During my six-hour drive back from my speech at the University of Minnesota to my home in St. Paul, it was difficult to tune into a decent radio station. No news, no classical music. Only country music, saccharine pop. I looked forward to having a conversation with a hitchhiker. Often a student returning home from the University, or a person without a car who was on an errant or visit to a relative or friend.
By the side of the road, during a spectacular sunset, I spied a rather disheveled male draped in a blanket over jeans and a sports shirt. I was intrigued by his isolation. I thought he would have some good stories. He sullenly sat down on the front seat, pulling the blanket over his lap. Conversation was difficult. He rarely looked at me or paid any attention to conversation.
When we arrived in St. Paul, he suddenly became animated. Stopped by a streetlight on a major avenue in the city, he quickly gathered up his blanket and ordered me to let him out in the middle of the street. As he left, I thought or feared that he had a rifle or some weapon under the blanket. It did not hang down from his arm but seemed to be wrapped around some object.
The trip left me with an eerie feeling that I had just given a ride to a young criminal.
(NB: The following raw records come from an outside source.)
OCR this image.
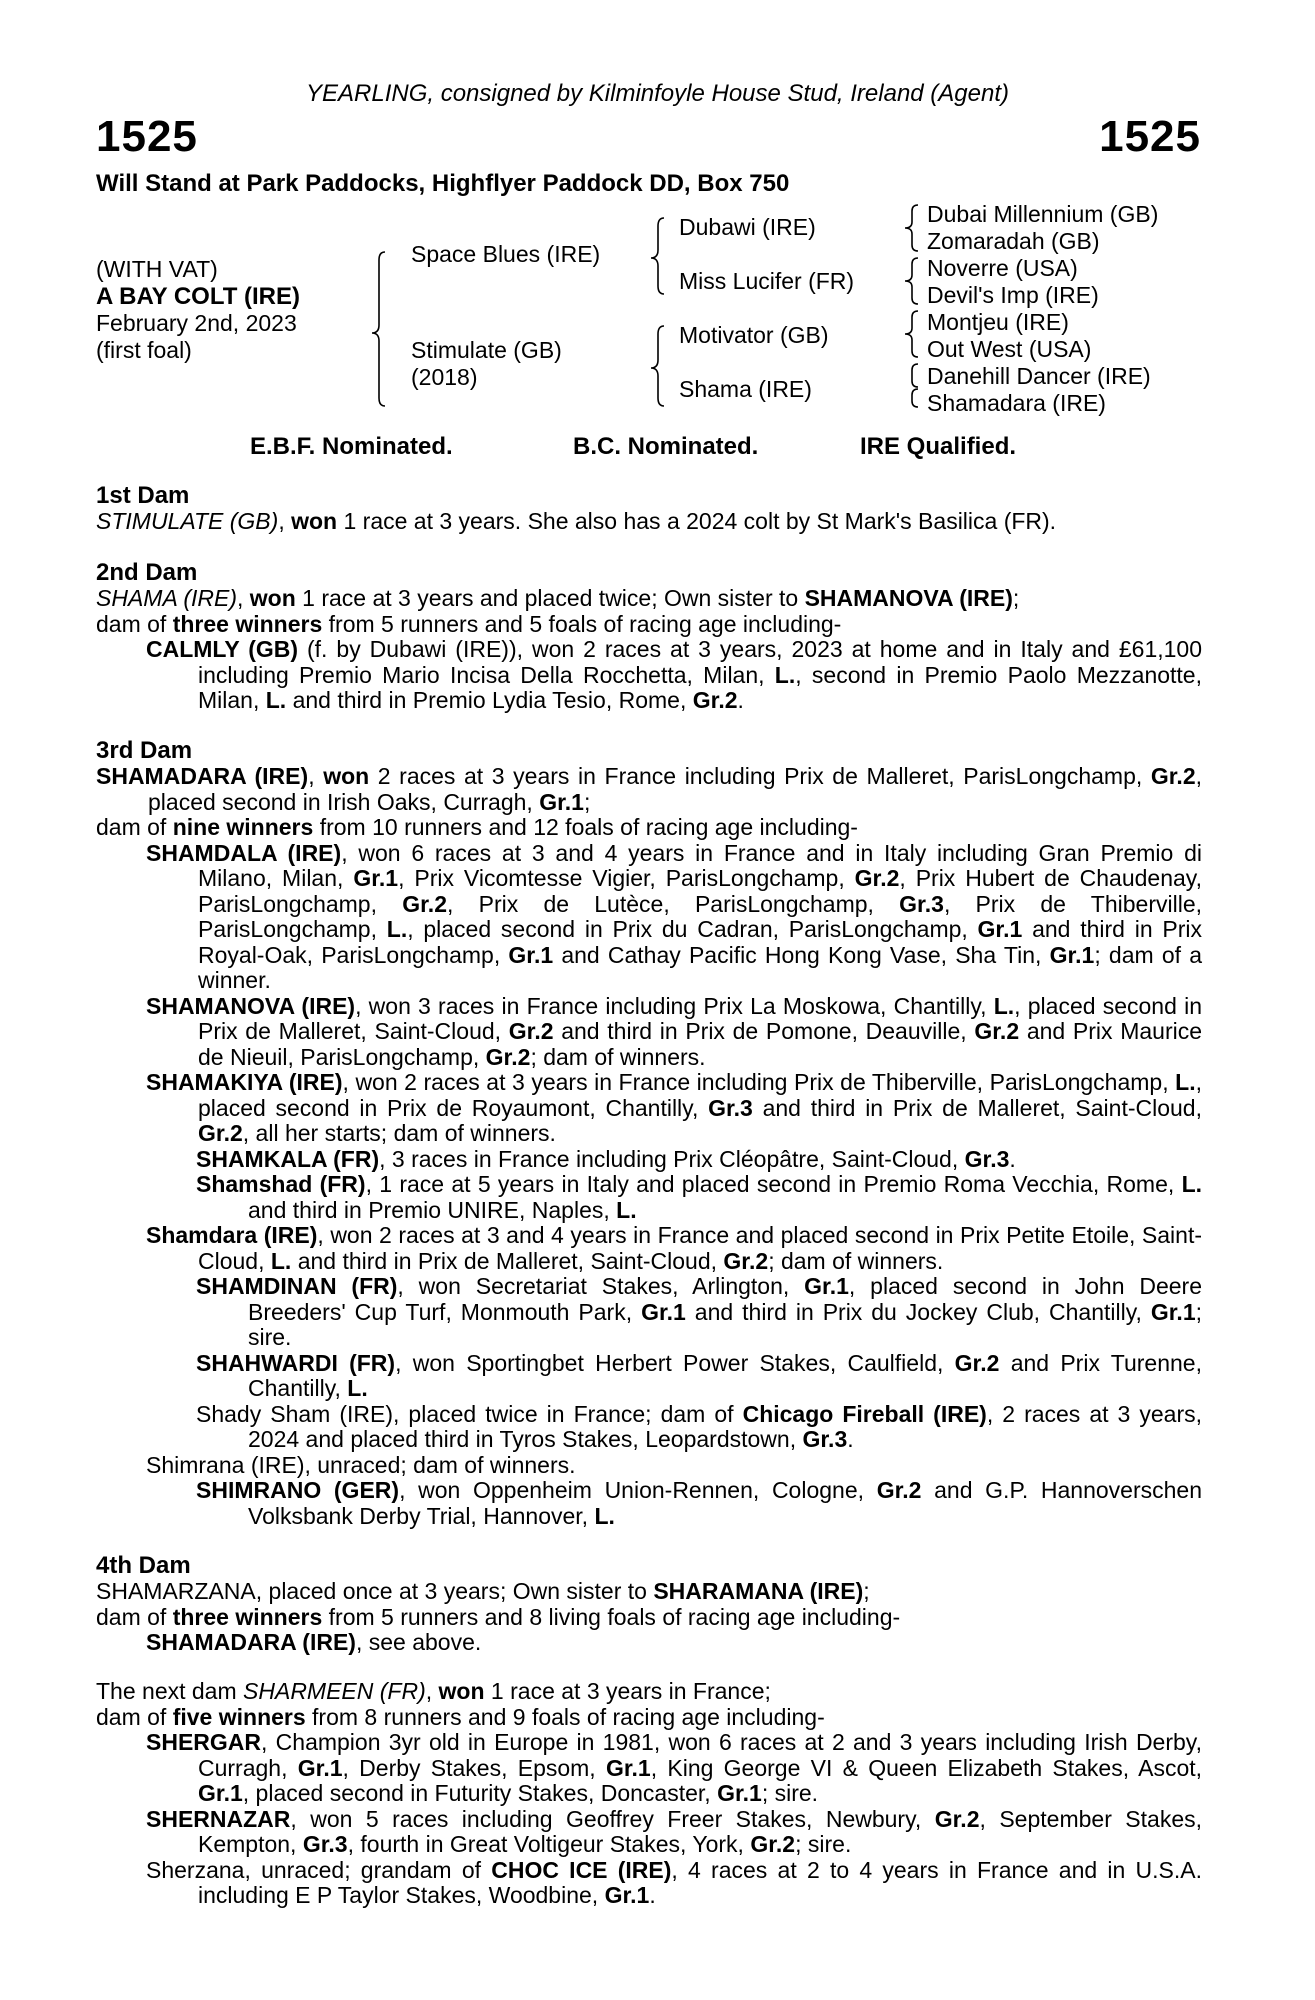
YEARLING, consigned by Kilminfoyle House Stud, Ireland (Agent)
1525	1525
Will Stand at Park Paddocks, Highflyer Paddock DD, Box 750
(WITH VAT)
A BAY COLT (IRE)
February 2nd, 2023
(first foal)
Space Blues (IRE)
Stimulate (GB)
(2018)
Dubawi (IRE)
Miss Lucifer (FR)
Motivator (GB)
Shama (IRE)
Dubai Millennium (GB)
Zomaradah (GB)
Noverre (USA)
Devil's Imp (IRE)
Montjeu (IRE)
Out West (USA)
Danehill Dancer (IRE)
Shamadara (IRE)
E.B.F. Nominated.	B.C. Nominated.	IRE Qualified.

1st Dam

STIMULATE (GB), won 1 race at 3 years. She also has a 2024 colt by St Mark's Basilica (FR).

2nd Dam

SHAMA (IRE), won 1 race at 3 years and placed twice; Own sister to SHAMANOVA (IRE);

dam of three winners from 5 runners and 5 foals of racing age including-

CALMLY (GB) (f. by Dubawi (IRE)), won 2 races at 3 years, 2023 at home and in Italy and £61,100 including Premio Mario Incisa Della Rocchetta, Milan, L., second in Premio Paolo Mezzanotte, Milan, L. and third in Premio Lydia Tesio, Rome, Gr.2.

3rd Dam

SHAMADARA (IRE), won 2 races at 3 years in France including Prix de Malleret, ParisLongchamp, Gr.2, placed second in Irish Oaks, Curragh, Gr.1;

dam of nine winners from 10 runners and 12 foals of racing age including-

SHAMDALA (IRE), won 6 races at 3 and 4 years in France and in Italy including Gran Premio di Milano, Milan, Gr.1, Prix Vicomtesse Vigier, ParisLongchamp, Gr.2, Prix Hubert de Chaudenay, ParisLongchamp, Gr.2, Prix de Lutèce, ParisLongchamp, Gr.3, Prix de Thiberville, ParisLongchamp, L., placed second in Prix du Cadran, ParisLongchamp, Gr.1 and third in Prix Royal-Oak, ParisLongchamp, Gr.1 and Cathay Pacific Hong Kong Vase, Sha Tin, Gr.1; dam of a winner.

SHAMANOVA (IRE), won 3 races in France including Prix La Moskowa, Chantilly, L., placed second in Prix de Malleret, Saint-Cloud, Gr.2 and third in Prix de Pomone, Deauville, Gr.2 and Prix Maurice de Nieuil, ParisLongchamp, Gr.2; dam of winners.

SHAMAKIYA (IRE), won 2 races at 3 years in France including Prix de Thiberville, ParisLongchamp, L., placed second in Prix de Royaumont, Chantilly, Gr.3 and third in Prix de Malleret, Saint-Cloud, Gr.2, all her starts; dam of winners.

SHAMKALA (FR), 3 races in France including Prix Cléopâtre, Saint-Cloud, Gr.3.

Shamshad (FR), 1 race at 5 years in Italy and placed second in Premio Roma Vecchia, Rome, L. and third in Premio UNIRE, Naples, L.

Shamdara (IRE), won 2 races at 3 and 4 years in France and placed second in Prix Petite Etoile, Saint-Cloud, L. and third in Prix de Malleret, Saint-Cloud, Gr.2; dam of winners.

SHAMDINAN (FR), won Secretariat Stakes, Arlington, Gr.1, placed second in John Deere Breeders' Cup Turf, Monmouth Park, Gr.1 and third in Prix du Jockey Club, Chantilly, Gr.1; sire.

SHAHWARDI (FR), won Sportingbet Herbert Power Stakes, Caulfield, Gr.2 and Prix Turenne, Chantilly, L.

Shady Sham (IRE), placed twice in France; dam of Chicago Fireball (IRE), 2 races at 3 years, 2024 and placed third in Tyros Stakes, Leopardstown, Gr.3.

Shimrana (IRE), unraced; dam of winners.

SHIMRANO (GER), won Oppenheim Union-Rennen, Cologne, Gr.2 and G.P. Hannoverschen Volksbank Derby Trial, Hannover, L.

4th Dam

SHAMARZANA, placed once at 3 years; Own sister to SHARAMANA (IRE);

dam of three winners from 5 runners and 8 living foals of racing age including-

SHAMADARA (IRE), see above.

The next dam SHARMEEN (FR), won 1 race at 3 years in France;

dam of five winners from 8 runners and 9 foals of racing age including-

SHERGAR, Champion 3yr old in Europe in 1981, won 6 races at 2 and 3 years including Irish Derby, Curragh, Gr.1, Derby Stakes, Epsom, Gr.1, King George VI & Queen Elizabeth Stakes, Ascot, Gr.1, placed second in Futurity Stakes, Doncaster, Gr.1; sire.

SHERNAZAR, won 5 races including Geoffrey Freer Stakes, Newbury, Gr.2, September Stakes, Kempton, Gr.3, fourth in Great Voltigeur Stakes, York, Gr.2; sire.

Sherzana, unraced; grandam of CHOC ICE (IRE), 4 races at 2 to 4 years in France and in U.S.A. including E P Taylor Stakes, Woodbine, Gr.1.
During one evening downpour, I squinted my eyes to find the down ramp to Highway I-94. As I slowly turned into the decline, I noticed a figure in a black raincoat with a plaintive finger in the air. I stopped and opened the side door, inviting the figure into the car.
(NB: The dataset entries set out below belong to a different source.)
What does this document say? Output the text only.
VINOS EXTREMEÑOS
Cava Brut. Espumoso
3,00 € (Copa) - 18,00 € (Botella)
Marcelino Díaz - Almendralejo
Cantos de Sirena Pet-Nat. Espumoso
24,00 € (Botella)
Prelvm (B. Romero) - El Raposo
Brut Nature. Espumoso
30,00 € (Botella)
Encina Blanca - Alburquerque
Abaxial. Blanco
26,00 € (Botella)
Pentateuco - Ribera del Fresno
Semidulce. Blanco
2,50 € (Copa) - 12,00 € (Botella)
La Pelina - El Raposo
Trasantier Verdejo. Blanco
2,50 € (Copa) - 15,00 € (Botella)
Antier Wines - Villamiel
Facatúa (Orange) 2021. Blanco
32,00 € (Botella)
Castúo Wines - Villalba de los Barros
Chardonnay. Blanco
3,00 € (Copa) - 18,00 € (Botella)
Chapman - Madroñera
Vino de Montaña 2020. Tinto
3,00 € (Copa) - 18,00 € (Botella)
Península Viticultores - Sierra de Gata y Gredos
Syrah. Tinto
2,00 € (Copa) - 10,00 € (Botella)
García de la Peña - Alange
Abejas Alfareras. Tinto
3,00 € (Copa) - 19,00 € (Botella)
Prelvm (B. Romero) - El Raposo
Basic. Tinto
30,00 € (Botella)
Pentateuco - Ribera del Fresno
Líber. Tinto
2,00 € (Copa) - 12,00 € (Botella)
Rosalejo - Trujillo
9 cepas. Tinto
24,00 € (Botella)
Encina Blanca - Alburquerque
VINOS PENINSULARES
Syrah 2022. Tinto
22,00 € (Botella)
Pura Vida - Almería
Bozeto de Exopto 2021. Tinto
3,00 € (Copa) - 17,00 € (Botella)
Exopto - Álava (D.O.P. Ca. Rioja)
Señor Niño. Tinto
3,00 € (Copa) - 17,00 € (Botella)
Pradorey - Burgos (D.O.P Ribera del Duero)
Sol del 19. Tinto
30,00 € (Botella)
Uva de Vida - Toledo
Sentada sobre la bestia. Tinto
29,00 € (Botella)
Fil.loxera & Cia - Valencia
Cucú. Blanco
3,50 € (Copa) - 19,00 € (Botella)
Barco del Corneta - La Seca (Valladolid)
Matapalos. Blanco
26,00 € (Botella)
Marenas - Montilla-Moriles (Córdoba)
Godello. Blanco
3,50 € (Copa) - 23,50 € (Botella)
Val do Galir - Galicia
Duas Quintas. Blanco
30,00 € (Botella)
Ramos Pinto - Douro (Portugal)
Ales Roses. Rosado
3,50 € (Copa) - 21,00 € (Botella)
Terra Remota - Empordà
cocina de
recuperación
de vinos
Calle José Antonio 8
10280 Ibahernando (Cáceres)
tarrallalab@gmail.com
As I began to enter the traffic on the highway, she took off her hood declaring that she was a female. Then she reached into her handbag grabbing an aerosol can, pointing to me, and yelling that if I attacked her, she would spray me in the face.
I told her to put the can away. If she sprayed me, we would both die in the storm. We did not have a conversation. Later she left the car without a thank you.
At last a trip to remember with satisfaction.
After one of my many trips to the hospital, I was turning out of the parking lot onto the road when I saw an elderly African American woman who had just began walking on the sidewalk. It was drizzling. She was without a raincoat. I pulled next to her asking if she needed a ride. She looked both puzzled and fearful. I was aware that she felt uneasy being picked up by a white guy. She hesitated and then got carefully in the car.
I asked her where she was going. “Home.” I told her I would drive her there. During our ten-minute ride I found out about her life, her family, and her widowhood. As she got out of the car, she asked me if I were married. Despite the rain, she watched me as I drove away.
In Oakland Calif, I was trying to hail a taxi. A yellow sedan passed by me, then quickly backed up. A very well dressed African American male yelled at me to get in. I told him I wanted to go to San Francisco across the Bay Bridge. He angrily yelled at me: “Don’t you know about the Zebra murders in Oakland?” (Whites being attacked by black gangs.). He attacked my ignorance and lack of self-preservation. He let me off in the Golden City to keep off the streets in Oakland. I had never heard of stories of blacks picking up whites, or drivers warning the hitchhiker to take care of himself.
Today, the fear of of picking up hitch hikers has metastasized to fear of any stranger. Beware of the foreigner, immigrant, gender, taxi driver, bar customers, people at any public institution or in a vehicle (bus, subway, train), social celebrations, or even an unfamiliar companion. Feeling threatened becomes a justification for violence. Being armed is touted as the best defense against the Freddy Kreugers.